So if I have two nodes in a graph, and they are connected through more than one edge while having the same shortest path between them (i.e if I have node A and node B and they are connected directly through three edges : edge 1, edge 2, edge 7 (there are 3 shortest paths between them each of distance 1) so the count should return 3) How can I modify the BFS algorithm to achieve that?

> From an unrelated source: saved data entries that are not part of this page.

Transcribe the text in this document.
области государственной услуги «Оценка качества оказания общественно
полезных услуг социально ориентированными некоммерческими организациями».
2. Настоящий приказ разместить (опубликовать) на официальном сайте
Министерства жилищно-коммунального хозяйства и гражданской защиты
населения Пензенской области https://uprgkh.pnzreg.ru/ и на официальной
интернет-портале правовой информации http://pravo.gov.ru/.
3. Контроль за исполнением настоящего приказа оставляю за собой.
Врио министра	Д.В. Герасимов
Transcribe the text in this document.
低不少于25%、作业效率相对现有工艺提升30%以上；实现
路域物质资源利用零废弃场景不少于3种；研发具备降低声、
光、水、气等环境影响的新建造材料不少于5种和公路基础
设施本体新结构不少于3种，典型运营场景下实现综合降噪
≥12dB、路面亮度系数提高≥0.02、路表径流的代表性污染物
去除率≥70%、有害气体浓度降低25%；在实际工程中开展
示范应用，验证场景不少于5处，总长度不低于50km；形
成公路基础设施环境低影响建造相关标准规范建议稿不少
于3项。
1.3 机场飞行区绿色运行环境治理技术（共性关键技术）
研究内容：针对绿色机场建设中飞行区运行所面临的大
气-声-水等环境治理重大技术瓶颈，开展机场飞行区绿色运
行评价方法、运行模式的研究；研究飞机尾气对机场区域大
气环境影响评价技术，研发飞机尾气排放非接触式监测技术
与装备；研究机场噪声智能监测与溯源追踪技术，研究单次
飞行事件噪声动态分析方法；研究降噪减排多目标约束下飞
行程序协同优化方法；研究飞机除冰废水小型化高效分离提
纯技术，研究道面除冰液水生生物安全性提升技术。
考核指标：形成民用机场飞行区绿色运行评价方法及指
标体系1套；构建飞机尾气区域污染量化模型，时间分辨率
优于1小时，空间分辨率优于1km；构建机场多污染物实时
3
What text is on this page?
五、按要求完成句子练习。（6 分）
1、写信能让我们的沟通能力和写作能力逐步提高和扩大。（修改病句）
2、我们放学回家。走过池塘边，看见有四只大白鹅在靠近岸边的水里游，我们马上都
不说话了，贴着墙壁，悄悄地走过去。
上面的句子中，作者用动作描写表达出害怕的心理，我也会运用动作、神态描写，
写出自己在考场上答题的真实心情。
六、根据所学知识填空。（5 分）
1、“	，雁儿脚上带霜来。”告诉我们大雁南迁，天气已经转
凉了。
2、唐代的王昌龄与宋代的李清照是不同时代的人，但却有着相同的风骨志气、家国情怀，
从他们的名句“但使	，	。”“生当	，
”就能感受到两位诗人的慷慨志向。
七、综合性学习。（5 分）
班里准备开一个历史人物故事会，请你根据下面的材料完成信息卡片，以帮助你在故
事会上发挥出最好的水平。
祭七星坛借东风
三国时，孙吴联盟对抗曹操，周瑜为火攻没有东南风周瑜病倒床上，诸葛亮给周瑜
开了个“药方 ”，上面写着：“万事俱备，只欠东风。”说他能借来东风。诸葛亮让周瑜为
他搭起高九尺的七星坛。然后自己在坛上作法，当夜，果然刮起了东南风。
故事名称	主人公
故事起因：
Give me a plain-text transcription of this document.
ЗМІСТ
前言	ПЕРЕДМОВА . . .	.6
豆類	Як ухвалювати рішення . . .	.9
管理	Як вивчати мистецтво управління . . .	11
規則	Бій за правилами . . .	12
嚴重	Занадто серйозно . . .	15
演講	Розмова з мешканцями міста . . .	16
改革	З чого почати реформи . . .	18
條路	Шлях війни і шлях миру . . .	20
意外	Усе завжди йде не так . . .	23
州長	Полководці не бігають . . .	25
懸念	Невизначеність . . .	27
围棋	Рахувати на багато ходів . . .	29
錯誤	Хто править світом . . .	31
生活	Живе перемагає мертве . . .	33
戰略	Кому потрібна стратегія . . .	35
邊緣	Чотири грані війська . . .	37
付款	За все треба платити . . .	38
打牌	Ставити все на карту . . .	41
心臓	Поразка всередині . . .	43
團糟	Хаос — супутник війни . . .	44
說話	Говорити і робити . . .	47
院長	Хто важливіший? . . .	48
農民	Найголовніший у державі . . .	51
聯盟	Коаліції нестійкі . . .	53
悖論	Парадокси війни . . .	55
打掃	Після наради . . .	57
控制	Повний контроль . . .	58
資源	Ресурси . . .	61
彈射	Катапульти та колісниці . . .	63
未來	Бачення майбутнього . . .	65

This is my code, it only computes the shortest path between 2 nodes (i.e shortest path between node A and node B = a distance of 1) but not the number of these shortest paths.
Dictionary <string, int> dist = new Dictionary <string, int>();
public void BFSDegree(Graph g, string s, string p)
{
Queue<string> q = new Queue<string>();
dist.Add(s, 0);
q.Enqueue(s);
while (q.Count() != 0)
{
string j = q.Dequeue();
foreach (string h in g.adjacentTo(j))
{
if (!dist.ContainsKey(h))
{
q.Enqueue(h);
dist.Add(h, 1 + dist[j]);
}
if (j == p)
{
Console.WriteLine(" " + dist[j]);
return;
}
}
}
}
edit: This is the adjacent function, although I don't think it can be understood without posting the whole graph class, so I can post the whole class if you want.
Dictionary <string, Hashset<string>> dic = new Dictionary <string, Hashset<string>> ();
public IEnumerable<string> adjacentTo(string v)
{
return dic[v];
}